The
Palm of the Hand
Skin
The skin of the palm of the hand is thick and hairless. It
is bound down to the underlying deep fascia by numerous fibrous bands. The skin
shows many flexure creases at the sites of skin movement, which are not
necessarily placed at the site of joints. Sweat glands are present in large
numbers.
The palmaris brevis is a small muscle that arises from the
flexor retinaculum and palmar aponeurosis and is inserted into the skin of the
palm. It is supplied by the superficial branch of the ulnar nerve. Its function
is to corrugate the skin at the base of the hypothenar eminence and so improve
the grip of the palm in holding a rounded object.
The sensory nerve supply to the skin of the palm is derived
from the palmar cutaneous branch of the median nerve, which crosses in front of
the flexor retinaculum and supplies the lateral part of the palm, and the
palmar cutaneous branch of the ulnar nerve; the latter nerve also crosses in
front of the flexor retinaculum and supplies the medial part of the palm.

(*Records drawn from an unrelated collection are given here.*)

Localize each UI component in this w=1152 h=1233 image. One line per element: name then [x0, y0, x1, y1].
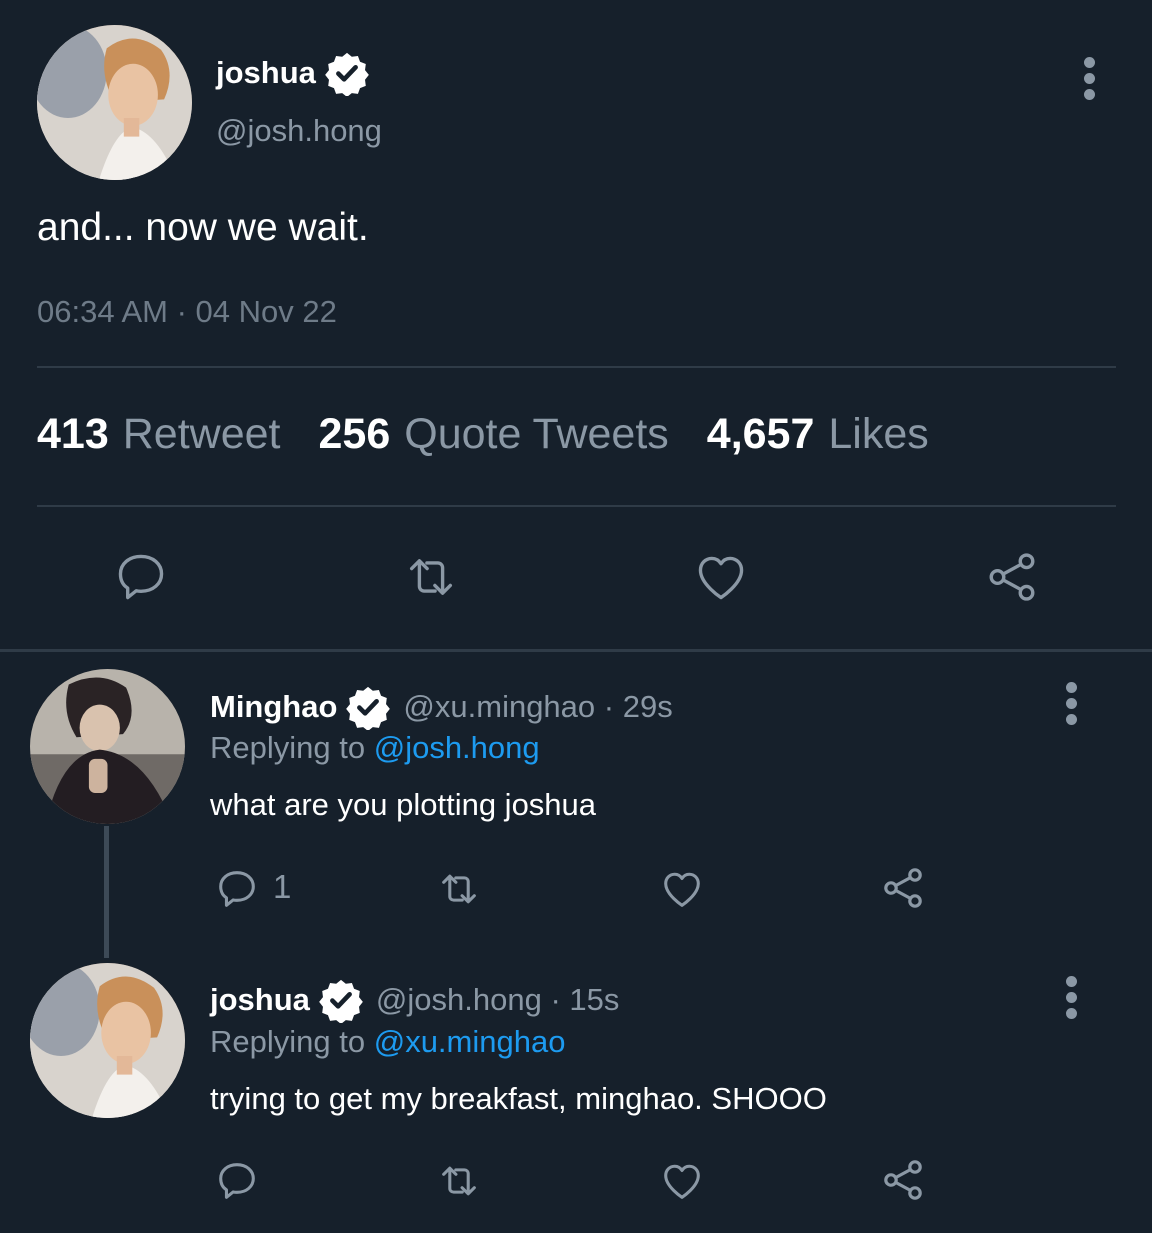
- author-name-text: joshua: [216, 55, 316, 90]
- reply-meta-separator: ·: [541, 982, 570, 1017]
- quote-tweets-stat[interactable]: 256 Quote Tweets: [319, 410, 669, 459]
- quote-tweets-label: Quote Tweets: [404, 410, 669, 458]
- verified-badge-icon: [318, 977, 364, 1023]
- retweet-count: 413: [37, 410, 109, 458]
- likes-stat[interactable]: 4,657 Likes: [707, 410, 929, 459]
- divider: [0, 649, 1152, 652]
- reply-header: joshua @josh.hong · 15s: [210, 977, 619, 1023]
- reply-author-name[interactable]: Minghao: [210, 689, 337, 725]
- verified-badge-icon: [324, 50, 370, 96]
- reply-time[interactable]: 29s: [623, 689, 673, 725]
- reply-time[interactable]: 15s: [569, 982, 619, 1018]
- likes-label: Likes: [828, 410, 929, 458]
- tweet-timestamp[interactable]: 06:34 AM · 04 Nov 22: [37, 294, 337, 330]
- retweet-icon[interactable]: [432, 866, 486, 912]
- thread-connector: [104, 826, 109, 958]
- verified-badge-icon: [345, 684, 391, 730]
- quote-tweets-count: 256: [318, 410, 391, 458]
- share-icon[interactable]: [879, 1156, 927, 1204]
- reply-count: 1: [273, 868, 292, 905]
- divider: [37, 505, 1116, 507]
- likes-count: 4,657: [706, 410, 815, 458]
- avatar[interactable]: [30, 963, 185, 1118]
- replying-to-label: Replying to: [210, 730, 374, 765]
- avatar-photo: [37, 25, 192, 180]
- reply-icon[interactable]: [214, 1158, 260, 1204]
- retweet-stat[interactable]: 413 Retweet: [37, 410, 281, 459]
- retweet-icon[interactable]: [398, 548, 464, 606]
- more-options-icon[interactable]: [1065, 682, 1077, 725]
- replying-to: Replying to @xu.minghao: [210, 1024, 565, 1060]
- reply-icon[interactable]: [112, 548, 170, 606]
- reply-author-name[interactable]: joshua: [210, 982, 310, 1018]
- more-options-icon[interactable]: [1065, 976, 1077, 1019]
- share-icon[interactable]: [982, 548, 1042, 606]
- reply-author-handle[interactable]: @xu.minghao: [403, 689, 595, 725]
- reply-text: what are you plotting joshua: [210, 787, 597, 822]
- like-icon[interactable]: [690, 548, 752, 606]
- retweet-icon[interactable]: [432, 1158, 486, 1204]
- replying-to-mention[interactable]: @xu.minghao: [374, 1024, 566, 1059]
- reply-header: Minghao @xu.minghao · 29s: [210, 684, 673, 730]
- author-name[interactable]: joshua: [216, 50, 370, 96]
- avatar-photo: [30, 669, 185, 824]
- more-options-icon[interactable]: [1083, 57, 1095, 100]
- share-icon[interactable]: [879, 864, 927, 912]
- main-tweet: joshua @josh.hong and... now we wait. 06…: [0, 0, 1152, 650]
- replying-to-mention[interactable]: @josh.hong: [374, 730, 540, 765]
- avatar[interactable]: [30, 669, 185, 824]
- avatar[interactable]: [37, 25, 192, 180]
- reply-author-handle[interactable]: @josh.hong: [376, 982, 542, 1018]
- replying-to-label: Replying to: [210, 1024, 374, 1059]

The skin over the base of the thenar eminence is supplied by
the lateral cutaneous nerve of the forearm or the superficial branch of the
radial nerve.
The Palmar Aponeurosis
The palmar aponeurosis is triangular and occupies the
central area of the palm. The apex of the palmar aponeurosis is attached to the
distal border of the flexor retinaculum and receives the insertion of the
palmaris longus tendon. The base of the aponeurosis divides at the bases of the
fingers into four slips. Each slip divides into two bands, one passing
superficially to the skin and the other passing deeply to the root of the
finger; here each deep band divides into two, which diverge around the flexor tendons
and finally fuse with the fibrous flexor sheath and the deep transverse
ligaments.
The medial and lateral borders of the palmar aponeurosis are
continuous with the thinner deep fascia covering the hypothenar and thenar
muscles. From each of these borders, fibrous septa pass posteriorly into the
palm and take part in the formation of the palmar fascial spaces . The function of the palmar aponeurosis is to give firm attachment to the
overlying skin and so improve the grip and to protect the underlying tendons.
Dupuytren’s
Contracture
Dupuytren’s contracture is a localized thickening and
contracture of the palmar aponeurosis, which limits hand function and may
eventually disable the hand. It commonly starts near the root of the ring
finger and draws that finger into the palm, flexing it at the metacarpophalangeal
joint. Later, the condition involves the little finger in the same manner. In long-standing
cases, the pull on the fibrous sheaths of these fingers results in flexion of
the proximal interphalangeal joints. The distal interphalangeal joints are not
involved and are actually extended by the pressure of the fingers against the
palm.
Surgical division of the fibrous bands followed by
physiotherapy to the hand is the usual form of treatment. The alternative treatment
of injection of the enzyme collagenase into the contracted bands of fibrous
tissue has been shown to significantly reduce the contractures and improve
mobility.
Carpal
Tunnel Syndrome
The carpal tunnel, formed by the concave anterior surface of
the carpal bones and closed by the flexor retinaculum, is tightly packed with
the long flexor tendons of the fingers, with their surrounding synovial
sheaths, and the median nerve. Clinically, the syndrome consists of a burning
pain or “pins and needles” along the distribution of the median nerve to the
lateral three and a half fingers and weakness of the thenar muscles. It is
produced by compression of the median nerve within the tunnel. The exact cause
of the compression is difficult to determine, but thickening of the synovial sheaths
of the flexor tendons or arthritic changes in the carpal bones are thought to
be responsible in many cases. As you would expect, no paresthesia occurs over
the thenar eminence because this area of skin is supplied by the palmar cutaneous
branch of the median nerve, which passes superficially to the flexor
retinaculum. The condition is dramatically relieved by decompressing the tunnel
by making a longitudinal incision through the flexor retinaculum.